Comment l'armée compte améliorer la (calamiteuse) disponibilité de ses aéronefs

Hassan Meddah , ,

Publié le

La nouvelle direction de la maintenance aéronautique veut responsabiliser et mettre en concurrence les industriels. Les premiers contrats flotte par flotte seront signés d'ici la fin de l'année.

Comment l'armée compte améliorer la (calamiteuse) disponibilité de ses aéronefs
Révision, panne, absence de pièce de rechange....Moins d'un aéronef sur deux est capable de partir en mission !

Les taux de disponibilité des aéronefs militaires sont catastrophiques: moins d'un appareil sur deux est capable de partir en mission! Une situation préoccupante pour les armées sollicitées plus que jamais sur différents fronts (Mali, Syrie...). Pour redresser la situation, le ministère des Armées a lancé une refonte de sa stratégie en matière de maintien en condition opérationnelle (MCO).

"Nous voulons responsabiliser les industriels avec des contrats de performances flotte par flotte et des contrats de soutien de plus longue durée. Cela devra leur permettre de mieux s'organiser, de planifier leurs prestations et d'avoir un meilleur retour sur investissement", a précisé Monique Legrand-Larroche, la patronne de la nouvelle Direction de la maintenance aéronautique (DMAé) créée en avril dernier et directement rattachée au chef d'état-major des Armées. Elle s'exprimait le 22 mai 2018, à l'occasion de la présentation du salon ADS Show, consacré au MCO, qui se tiendra sur Bordeaux-Mérignac les 26 et 27 septembre prochains.

Un budget en hausse de 25%

Ce chantier prioritaire du ministère des Armées bénéficie d'un budget en forte hausse. La loi de programmation militaire va consacrer 3 milliards d'euros par an au MCO aéronautique, en hausse de 25%. "Bien évidemment, nous disposons de ressources financières. Ce n'est pas une raison pour que les industriels s'imaginent qu'il y ait de grosses marges à se faire. Il faut mener cette transformation sans une inflation des coûts", prévient la directrice de la DMAé.

Transférée de la DGA (Direction générale de l'Armement), Monique Legrand-Larroche compte bien s'appuyer sur le savoir-faire de son ancienne maison pour challenger les industriels et baisser leurs prix. Les grands maître d'oeuvre comme Airbus, Dassault Aviation, Safran et Thales, ainsi que les spécialistes du MCO comme Sabena Technics et Air France Industrie, sont avertis.

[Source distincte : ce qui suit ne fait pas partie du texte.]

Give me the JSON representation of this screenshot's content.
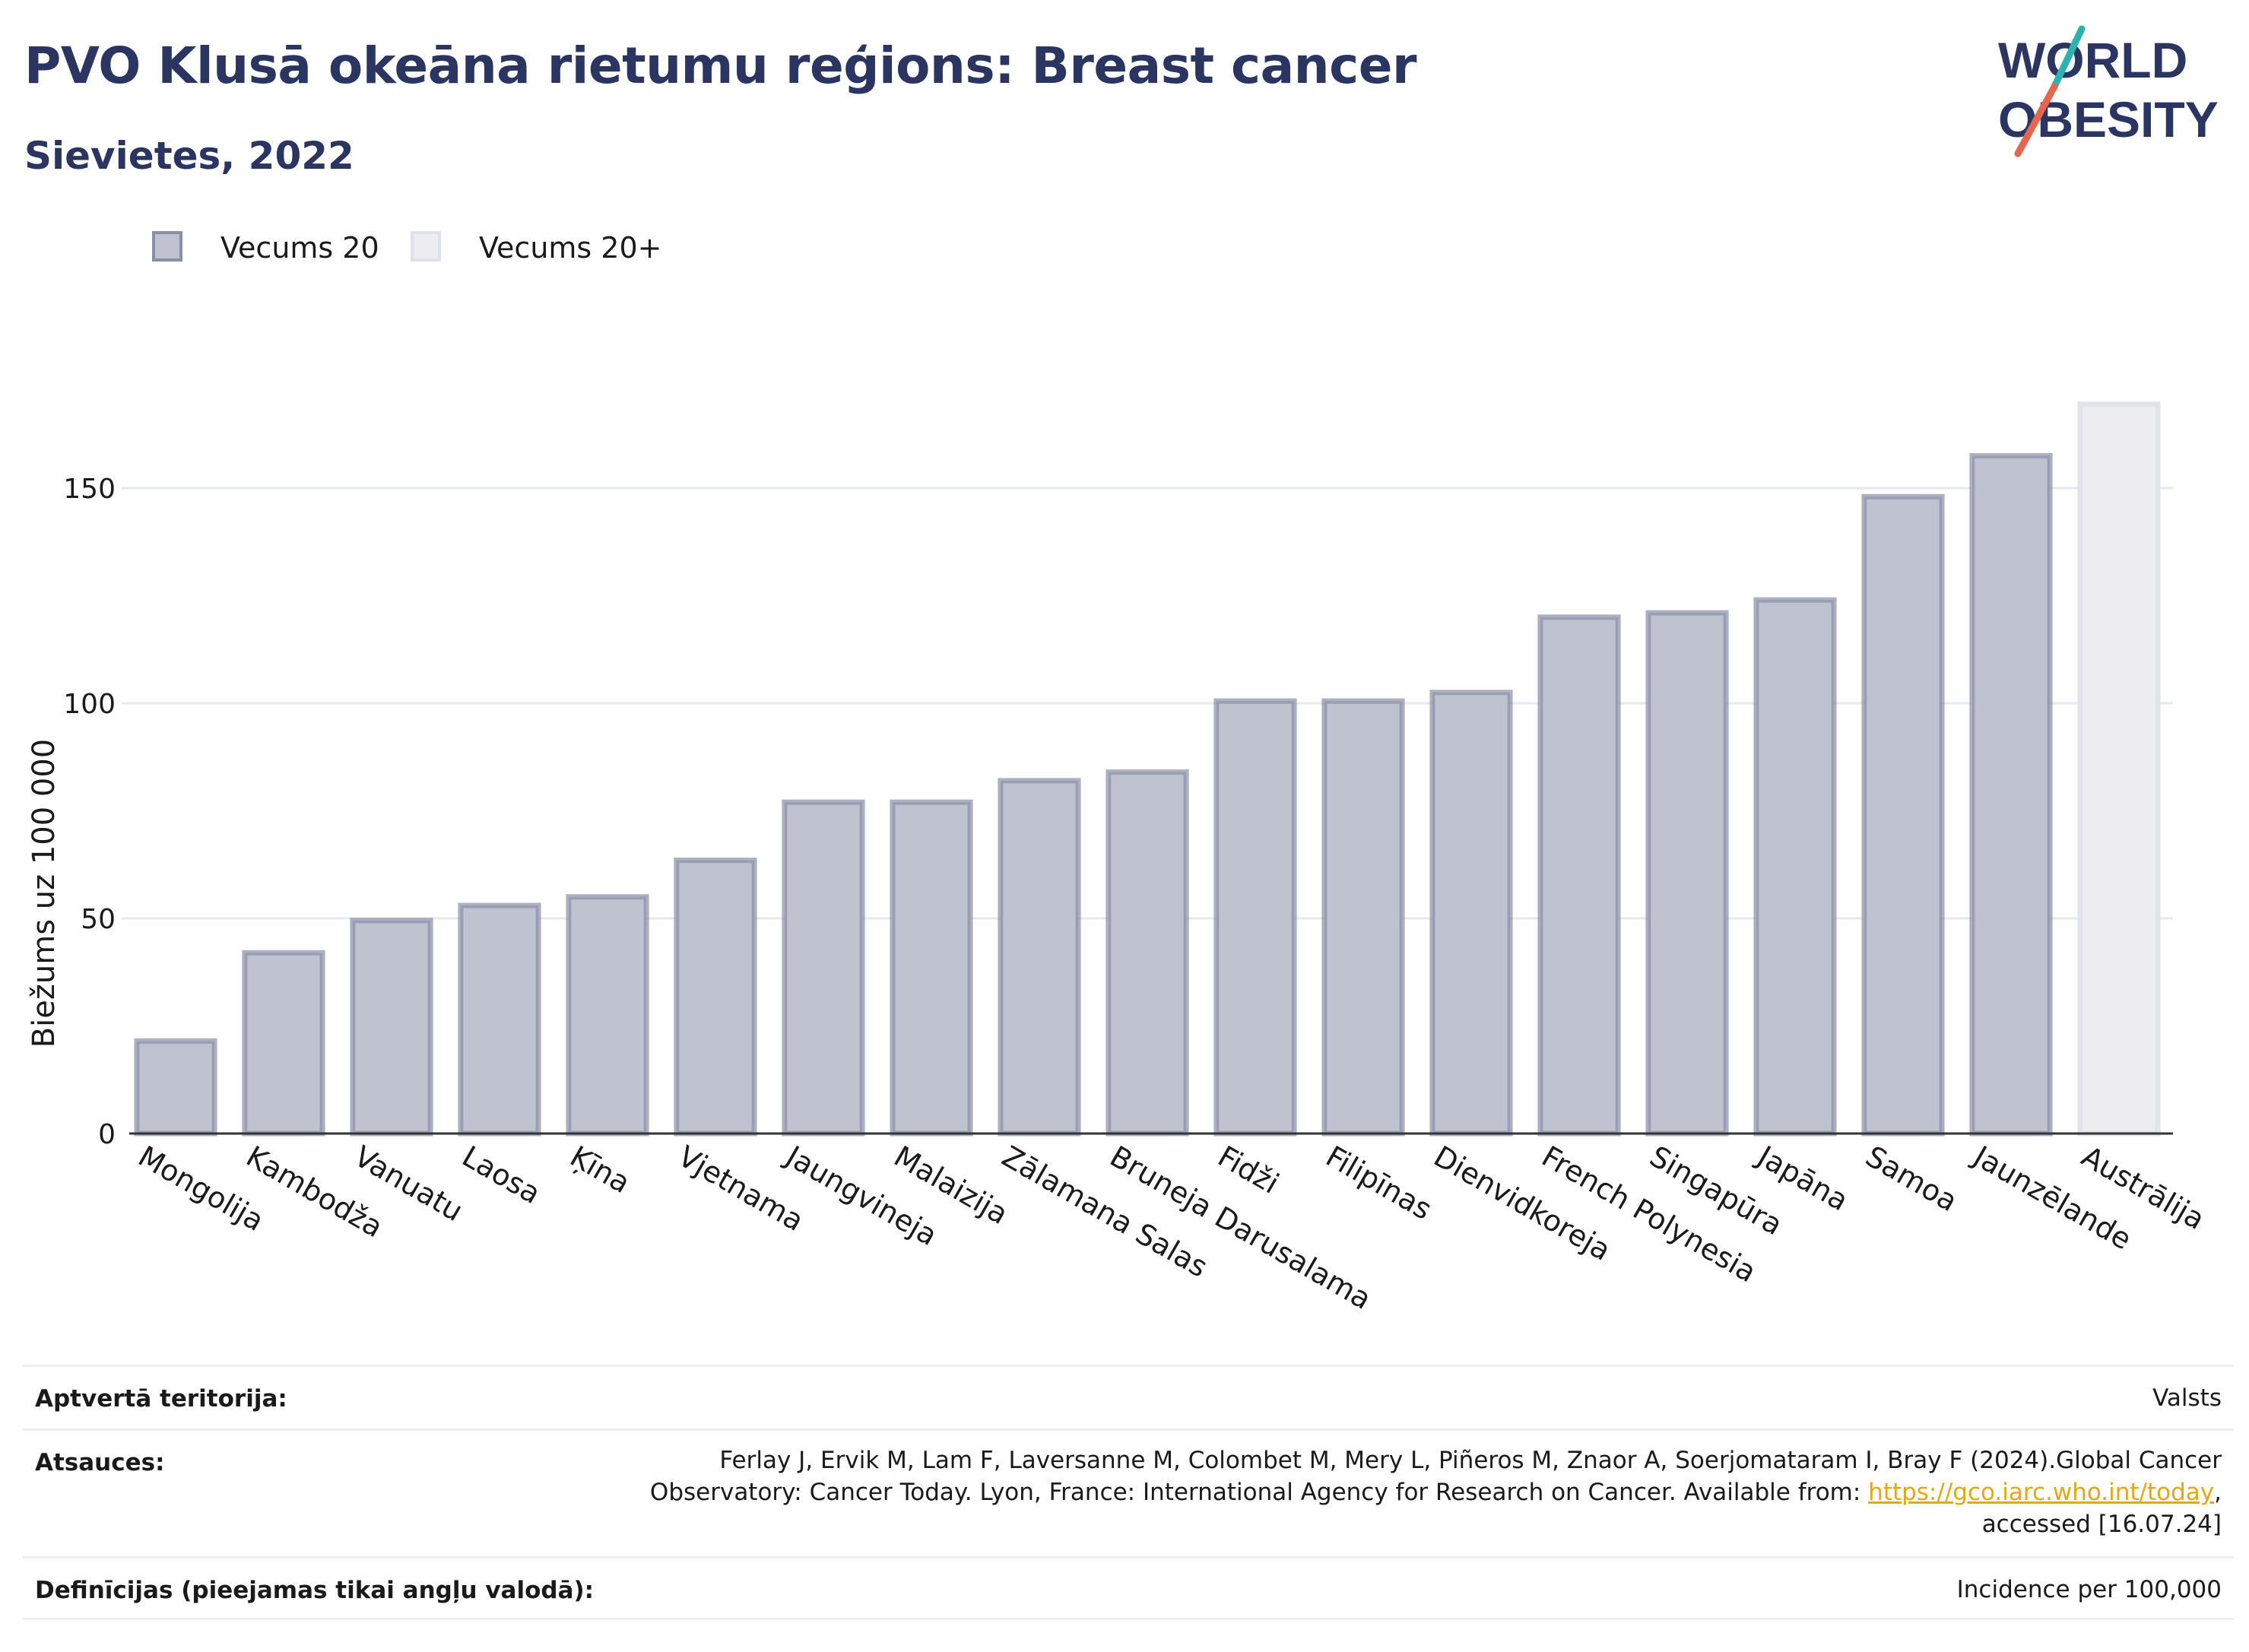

"L'idée est d'importer les modes de travail de la DGA, ses méthodes de gestion de programmes et d'achat et de notifier des marchés différents avec l'industrie, moins morcelés et accès sur la performance", explique-t-elle. Les prestataires seront mis en concurrence le plus souvent possible, même si dans les faits, l'armée se retrouve souvent face à un maître d'oeuvre  en situation monopolistique.

Des durées de contrats entre 5 et 10 ans

Les premiers contrats seront signés d'ici la fin de l'année et au début de l'année prochaine. Les premières flottes concernées sont celles dont les performances de disponibilité sont très mauvaises, ou dont les forces ont particulièrement besoin. Il s'agit des appareils Atlantique 2, A400M et Rafale (dont le contrat arrive à échéance) pour les avions, et les Cougar-Caracal et les Dauphin Pédro pour les hélicoptères. Ces contrats pourraient voir leur durée allongée à cinq ou dix ans. Ils serviront d'exemples et seront adaptés de manière pragmatique aux autres flottes. 

L'armée compte jouer sur d'autres leviers pour améliorer la disponibilité de ses aéronefs. Celui de l'innovation. Il sera demandé aux maîtres d'oeuvre industriels de travailler avec les PME et ETI performantes dans le domaine de la transformation numérique, et notamment la maintenance prédictive qui tire profit du Big Data.

Un chantier informatique sera lancé. Aujourd'hui, plusieurs systèmes informatiques de gestion des pièces de rechange coexistent. Hérités des différentes armées, ils sont incompatibles entre eux, obligeant les mécaniciens à des doubles saisies coûteuses en temps et sources d'erreurs. "L'objectif est d'avoir à terme un système d'information logistique pour le MCO aéronautique. Il ne faut pas faire une usine à gaz. Cela doit apporter un gain de temps pour nos utilisateurs" explique la responsable.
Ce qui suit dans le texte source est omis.